Avascular necrosis (AVN) is a critical health condition associated with local death of the bone tissue resulting in multifocal osteonecrosis (MFON). After a prior patient's consent, we present a case of sickle cell anemia associated with severe MFON that affected both long bones and short bones. She had a positive history of DVT. Initially, she presented with generalized severe bone pain with fever for seven days that got worse on the day of admission, a picture suggestive of sickle cell anemia-induced vaso-occlusive crisis. She was treated with adequate hydration, morphine, enoxaparin (a low molecular weight heparin), paracetamol and ceftriaxone. She got improved on treatment. On 5th day after admission, she developed sudden severe local tenderness at the distal tibia above the medial malleoli in both legs and she was unable to put a weight on her feet and could not stand up or walk. Plain X-ray films were not diagnostic. Complete liver function tests and kidney function tests were normal.
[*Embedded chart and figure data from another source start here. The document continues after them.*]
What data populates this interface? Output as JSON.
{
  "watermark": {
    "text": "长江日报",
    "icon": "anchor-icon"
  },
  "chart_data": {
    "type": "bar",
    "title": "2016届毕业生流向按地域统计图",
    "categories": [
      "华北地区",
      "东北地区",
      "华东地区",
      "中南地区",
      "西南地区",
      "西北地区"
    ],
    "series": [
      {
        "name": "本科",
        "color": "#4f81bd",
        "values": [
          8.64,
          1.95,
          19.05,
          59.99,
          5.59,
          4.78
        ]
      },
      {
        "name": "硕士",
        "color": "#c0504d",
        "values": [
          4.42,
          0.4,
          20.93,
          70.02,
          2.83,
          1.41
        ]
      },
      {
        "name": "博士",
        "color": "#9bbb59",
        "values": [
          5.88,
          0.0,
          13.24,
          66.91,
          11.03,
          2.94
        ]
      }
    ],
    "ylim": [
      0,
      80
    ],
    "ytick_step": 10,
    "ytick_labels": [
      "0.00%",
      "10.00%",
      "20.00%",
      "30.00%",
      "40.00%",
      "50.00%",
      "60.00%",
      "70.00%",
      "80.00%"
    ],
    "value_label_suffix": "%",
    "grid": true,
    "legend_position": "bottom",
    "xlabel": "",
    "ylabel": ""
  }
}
The patient had leukocytosis, high serum urate and high serum LDH (may reflect cellular damage in bone cells). MRI scans revealed an evidence of bilateral multiple avascular necrosis in both femoral heads, left shoulder, left knee, and pelvic bones were evident. The patient's condition was evaluated and the diagnosis of MFON associated with sickle cell crisis was established. This patient responded well to same treatments and her condition got improved. In conclusion, MFON should be considered after vaso-occlusive crisis of sickle cell anemia. Plain X-ray is non-conclusive in diagnosing bony lesions induced by AVN while MRI is diagnostic.